Teach kids to invest to reduce social stresses, government debt burden: author
June 15, 2006 (PRLEAP.COM) Education News
Finance and investing should be taught in grade school, according to a bestselling investment author."Proper training in financial matters from a young age could reduce the debt burden that destroys so many families," says Sydney Tremayne. "It could help to increase the quality of life, and it could, in time, ease the burden on government of increasing numbers of retirees without adequate finances."
Tremayne says there are simple finance books for young children but, unless their parents or teachers are interested in financial matters, their children are unlikely to be introduced to them.

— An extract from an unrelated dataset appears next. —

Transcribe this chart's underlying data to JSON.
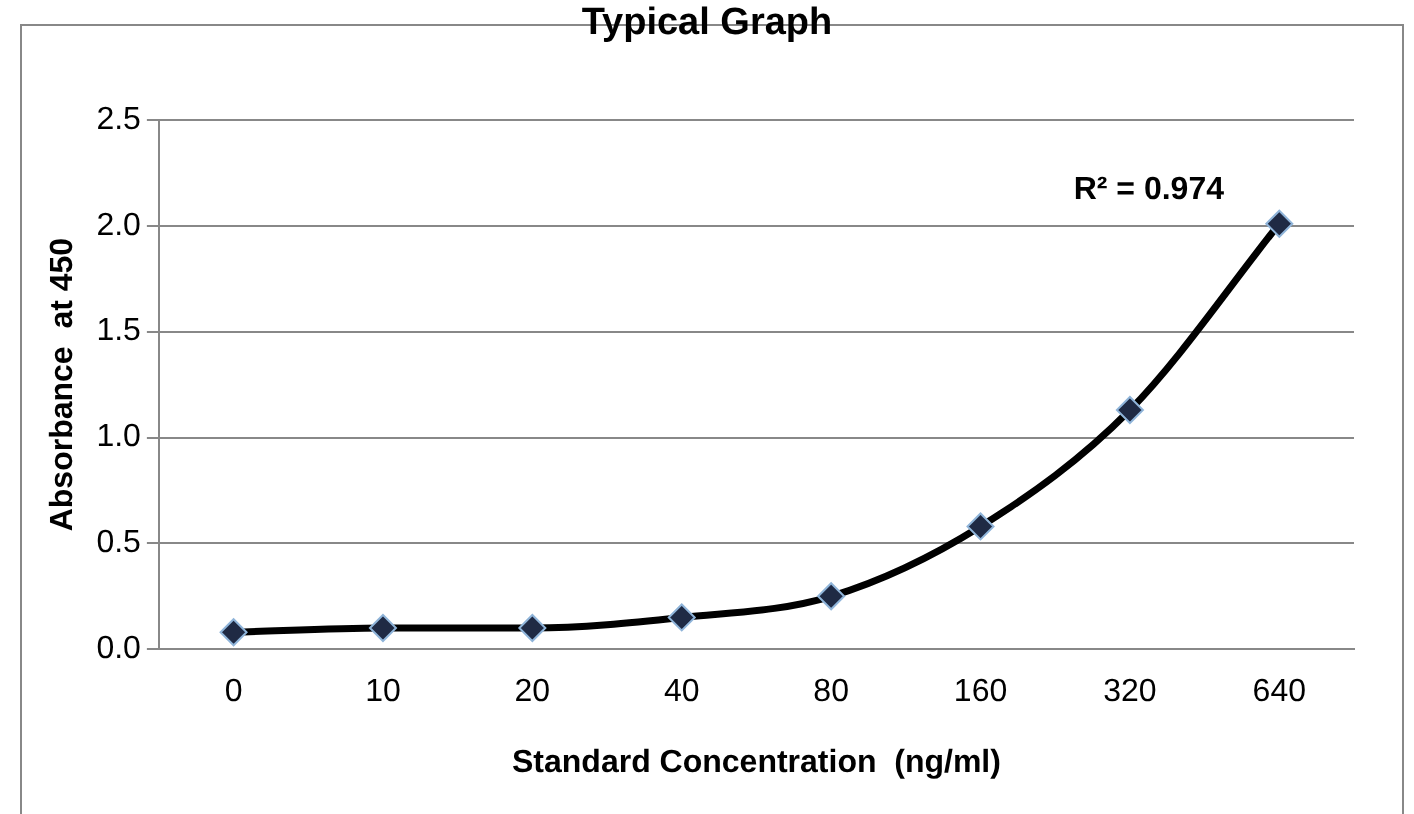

And, he adds, for the average adult, economics, finance and investing rank high among the dullest of topics. Books are filled with jargon, making them even more difficult to understand unless you know the language. "Too few people read as it is. Offer books that smack of the classroom, and the majority will opt for Trailer Park Boys."
Tremayne, a former investment adviser, wondered if there was a way to make the subject of investing less dry and more palatable to a greater number of people. And, if so, would it be possible to provide a set of principles that, if followed, would virtually guarantee success over time and thus remove the fear that many have about the stock market and risk?
Lunch with Gaffer: How to Make Money Safety and Certainly with Stocks and Bonds is his attempt to popularize the subject. Available as a download from the Internet, his latest book blends fact and fiction so that the instruction is in small, easy-to-understand doses with a liberal sprinkling of humor and glimpses of life in a rural U.S. village.
Three couples of different ages and backgrounds are entertained to lunch each week by Gaffer, millionaire investor and lumber mill owner in Cripple Hole Creek, population 209. The purpose of these gatherings: to teach Gaffer's guests how to start successful investment programs.
The teaching portion of each of the 24 chapters is entirely dialogue. During each discussion, the different characters and concerns of the participants influence the conversation, as they would in real life. And, because the format allows it more readily than with standard texts, the questions many novice investors assume are too dumb and embarrassing to ask are asked – and answered – in this book.
The investment philosophy is conservative. No day trading or wild gambles for Gaffer. The information he provides is tried and true, answering such questions as how to find money to invest when you have none, what types of investments should be made by different types of people, and what should be avoided. The book even shows a guaranteed method for buying low and selling high. Along the way, most typical jargon is explained.
Woven throughout the book are the stories and challenges of the various characters and their lives in Cripple Hole Creek.
Why an e-book rather than a hard copy? Tremayne's answer: "In part, instant gratification for readers around the world. They can download it from their computers, print it and read it, all without leaving their homes. But there's another reason. Although one of my books was a bestseller, distribution was so badly managed by the publisher that I want more control this time."
Lunch with Gaffer was written to be a fun read. To the extent that it is, it should be helpful to a large number of people who may previously have been intimidated by the very idea of investments, and to those who have had to rely entirely on the advice and management of others.
"It's easier to learn something if you are entertained," Tremayne says. "I did not write the book for any particular age group, and nor does it have a political agenda. But schools, generally, turn out good little imprisoned robot employees.
"The education system was designed to produce fodder for the Industrial Revolution, not people who could think and be self-sufficient. We teach people how to earn money as employees. Isn't it about time we started to teach them what to do with money once they earn it?
"Under the present system, the order of business seems to be: buy a car, get married, buy a house, raise a family, and then, under a debt burden, struggle to save far too small an amount for retirement. Times have changed, and our education system needs to change with them."